Swinging Chandelier-1:綱渡り
Swinging Chandelier-1:綱渡り
特に示し合わせたわけでもなかった。互いに了承はしていた。
「傷つけたくはないんだ、ごめん。でもその、」
シャワーを終えてタオルを巻いた姿の木崎さんが言った。自宅で使っているものと同じボディーソープを選んだらしいから、まあ大丈夫とは思うが。仕事で接触が何度かあってその後なんとなく食事をする間、左手の指輪にこちらが気づかないとでも思ったのだろうか。
「大丈夫ですよ」
わたしは、相手が引かない程度のしおらしい笑顔を作りながらブラジャーを着けた。
「うん」
木崎さんは安堵しつつも、どこか得体の知れない生き物のようにわたしのことを見てくる。
「そんな時もありますよ。わたしは大丈夫ですから。ね?」
まだ木崎さんはスラックスも履いていないのに、わたしは仕上げのグロスを塗り直して、クローゼットに上着を取りに立ち上がる。
「そうだよね、まあ。楽しみというか、息抜き」
大げさにため息をつきたくなるのを堪え、笑顔のまま振り返る。
「あ、わたしもうチェックアウトできますよ」
女が二十四時間「女」をやっていると思っているってすごい。
帰宅して化粧を落としてもう一度シャワーを浴びて。化粧水とコットン、そろそろ買い足さなきゃなと思いながらドライヤーをかける。YouTubeのストレッチ動画を見ながら腰を伸ばして、あー、コンビニでアイス買えばよかったかな。いやあの程度の苛立ちにハーゲンダッツは安売りしすぎか。
全部の男がどうかは知らない。が、女が脚を開く時は必ず心も開いていると思っている男は割と多い。その女の心なんて受け取る気のないときでさえ。
なんだっけ、今日の人は。二ヶ月くらい前に営業関係で同じ案件に関わっていた別の会社の人。わたしがチーフっぽく振る舞うのを、自立してるんですね、みたいな言いかたで褒めていた人。仕事の話はどちらにも有利にまとまったし、うちの会社の方がはるかに小さいから旨味の配分なんてたかが知れてるけれど、とにかく一つ面談やら打ち合わせやらをクリアするうちに食事をして、そのうちの二回くらいは二人だけでレストランだったけれど。三回目の今日は、片付いた案件の話は会話の糸口程度だった。
好きな食べ物は?休日は何をしてる?え、おれ?いや、最近は仕事も忙しくてね。
わたしより向こうのほうがよく喋っていた。その割に、少し乾いた目をしていた。疲れて、遠くを見る目とひたいにかかる髪の感じが。
わたしは、柔らかく発音する。
「お疲れなんですか?」
ロングカクテルのグラスの手前に指を重ねる、指輪は白銀のシンプルな造り。
マルガリータを一口含む。向けた微笑みを、わたしは相手から決して逸らさない。
ホテルに入る直前、肘に絡もうとした腕をはにかみに似た表情で躱したのを覚えている。
「可愛いね」
当たり前だろ。
全体的に、自分の手の内で女を満足させてやれると信じている雰囲気の男だ。君の好きなものをあげるとでも言いたげな。けれどその指を、相手に選ばせるわけではない。女を悦ばせることが好きなのではなく、自分の技量が女を悦ばせているという確信を欲しがる男。

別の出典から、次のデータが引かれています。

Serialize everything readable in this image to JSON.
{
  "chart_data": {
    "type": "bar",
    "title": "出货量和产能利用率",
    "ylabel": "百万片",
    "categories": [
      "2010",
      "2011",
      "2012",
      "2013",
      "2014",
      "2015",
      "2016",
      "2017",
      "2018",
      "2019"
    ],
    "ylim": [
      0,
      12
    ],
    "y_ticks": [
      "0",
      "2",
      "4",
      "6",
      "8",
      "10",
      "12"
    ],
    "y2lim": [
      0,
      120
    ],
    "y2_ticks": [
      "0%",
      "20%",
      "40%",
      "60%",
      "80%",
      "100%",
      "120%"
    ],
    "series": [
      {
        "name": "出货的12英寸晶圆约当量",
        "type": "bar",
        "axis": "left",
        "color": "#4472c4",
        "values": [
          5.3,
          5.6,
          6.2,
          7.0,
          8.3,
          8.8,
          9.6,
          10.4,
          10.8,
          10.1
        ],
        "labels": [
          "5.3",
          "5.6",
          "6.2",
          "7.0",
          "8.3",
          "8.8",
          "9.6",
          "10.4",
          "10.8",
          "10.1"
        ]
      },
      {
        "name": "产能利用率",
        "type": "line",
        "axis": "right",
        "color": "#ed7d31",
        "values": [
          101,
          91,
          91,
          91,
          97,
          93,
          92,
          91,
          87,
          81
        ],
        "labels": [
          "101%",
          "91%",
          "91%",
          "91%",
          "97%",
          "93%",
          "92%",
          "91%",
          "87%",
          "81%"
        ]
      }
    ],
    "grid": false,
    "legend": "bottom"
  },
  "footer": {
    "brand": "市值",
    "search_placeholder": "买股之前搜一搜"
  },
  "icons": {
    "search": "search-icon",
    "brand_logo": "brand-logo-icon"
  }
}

どこで覚えてきたのか知らない、饒舌な指の傲慢な器用さ。そうか、確かこの男はモテるんだったな。いや単純にその技巧の「男らしさ」がわたしにとって鼻につくだけなのかもしれないが。
むしろ好都合なのかもしれなかった。わたしのこんな、くだらない遊びには。彼のような男こそふさわしい。
横向きに開かせたわたしの脚をまっすぐ伸ばして、足首を掴む手のひらの熱っぽさ。ああ目が合うな。やっぱり笑っている。こちらも同じ表情を返してしまいたいがそれも。
だから体を少し捻ってまっすぐにして、両脚から開いて迎え入れる。男の髪は、柔く栗色に仕上げてある。つま先までなされたさりげない手入れ。そうして伸ばしたわたしの手を、再度掴んで沈める。
どうか、勝った顔をしていて。その隙にわたしはいくらでも愉しめる。隣の枕に向かって崩れ落ちる横顔のまぶたが、早く見たかった。
私はYouTubeを消して、明日のスカートとブラウスを出した。冷えてきたからカーディガン要るかな。帰りにドラッグストアに寄るのを忘れないようにしておかないと。